Meclis’teki görüntülerin, toplumdaki tartışma kültürünü, adabını özellikle çocuklar ve gençler açısından olumsuz yönde etkileyecek bir emsal oluşturduğu inkâr edilemez. İktidar partisinden kaynaklanan bu tür hareketler, Meclis dışındaki mecralarda, ortamlarda benzer hareket tarzlarını cesaretlendirebilir. Ayrıca, iktidar mensubu olanların yerel düzeyde kontrolsüz, taşkınca davranışlarını da davet edebilir.



Demokrasi kültürü nasıl yerleşir?


Olayın siyasete hâkim olan atmosferi gerginleştirecek olması bir başka olumsuzluktur. Yeni anayasa için Meclis’te uzlaşı böyle bir atmosferde mi sağlanacaktır?


Türkiye’de demokrasi kültürünün bir türlü yerleşmemesinden şikâyetçiysek, ne yapıp edip bu tür görüntülerin önüne geçmemiz gerekiyor.
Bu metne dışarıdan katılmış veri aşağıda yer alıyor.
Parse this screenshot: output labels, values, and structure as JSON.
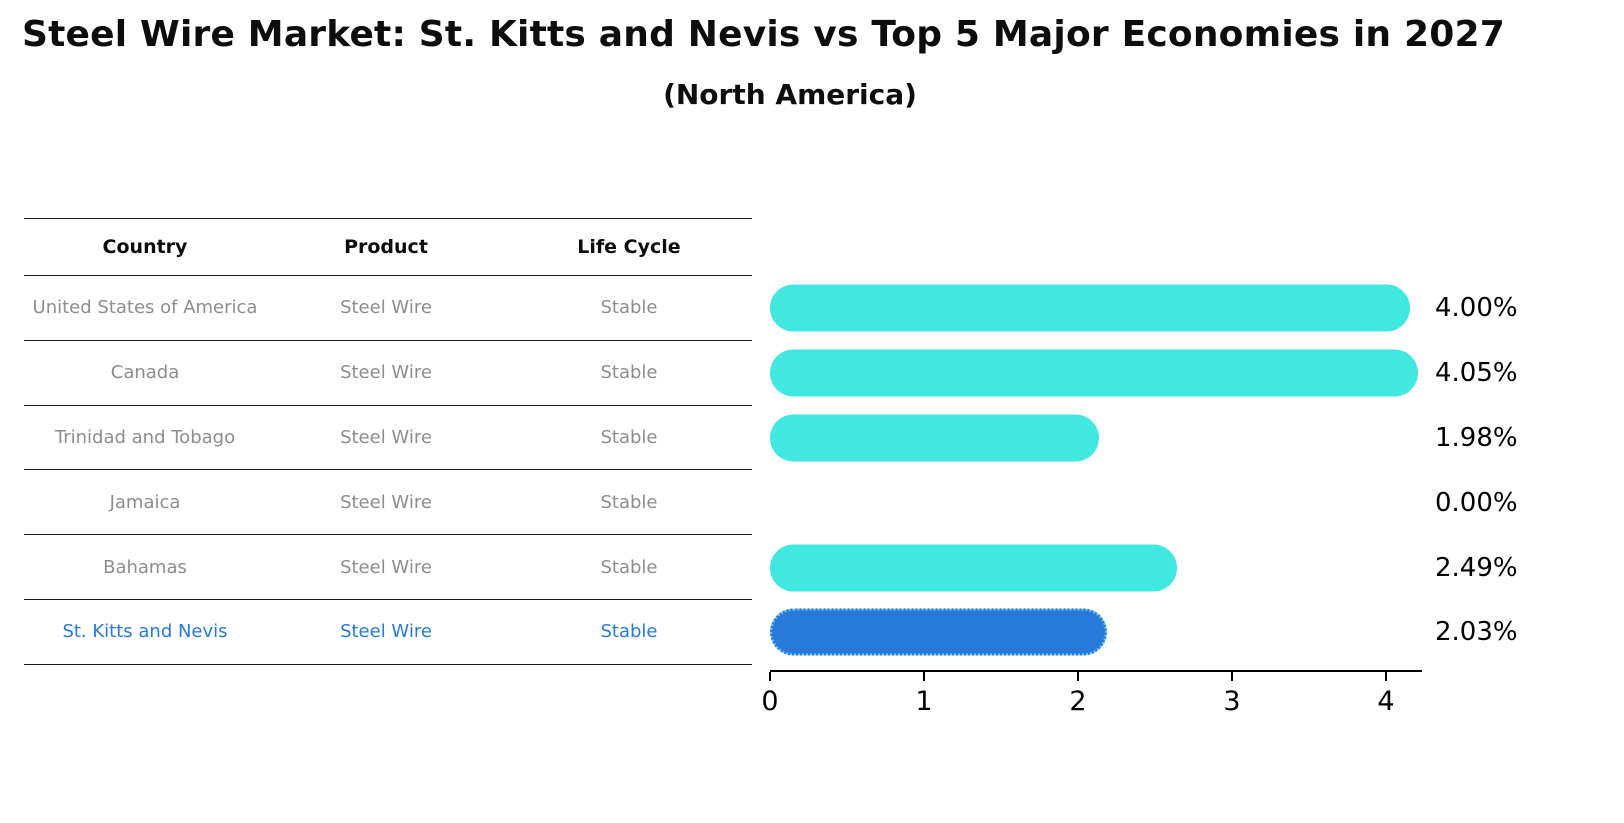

Bunun için muhalefet de dahil olmak üzere herkese, ama öncelikle de elinde büyük bir siyasal güç bulunduran AK Parti’nin liderliğine büyük bir görev düşüyor.


TBMM Başkanı Cemil Çiçek’in “üzüntüsü”yle birlikte “görüntünün Meclis’in itibarını olumsuz yönde etkilediğini” belirttiği açıklaması bu açıdan ferahlatıcı olmuştur.


CHP’li Kamer Genç, parlamentonun sözünü sakınmayan renkli milletvekillerinden biridir. TBMM’nin her yasama döneminde Kamer Genç gibi zaman zaman sivri çıkışlar yapan, tartışmalı hareketleriyle dikkat çeken milletvekilleri hep olmuştur. Bu milletvekilleri, zaman geçip geriye bakıldığında, parlamentonun gücü ve zenginliği olarak tarihe geçmişlerdir.


Tarih hükmünü verirken, parlamentoda itip kakanları, tekme atanları değil, kürsüde korkmadan sesini yükseltenleri yüceltiyor.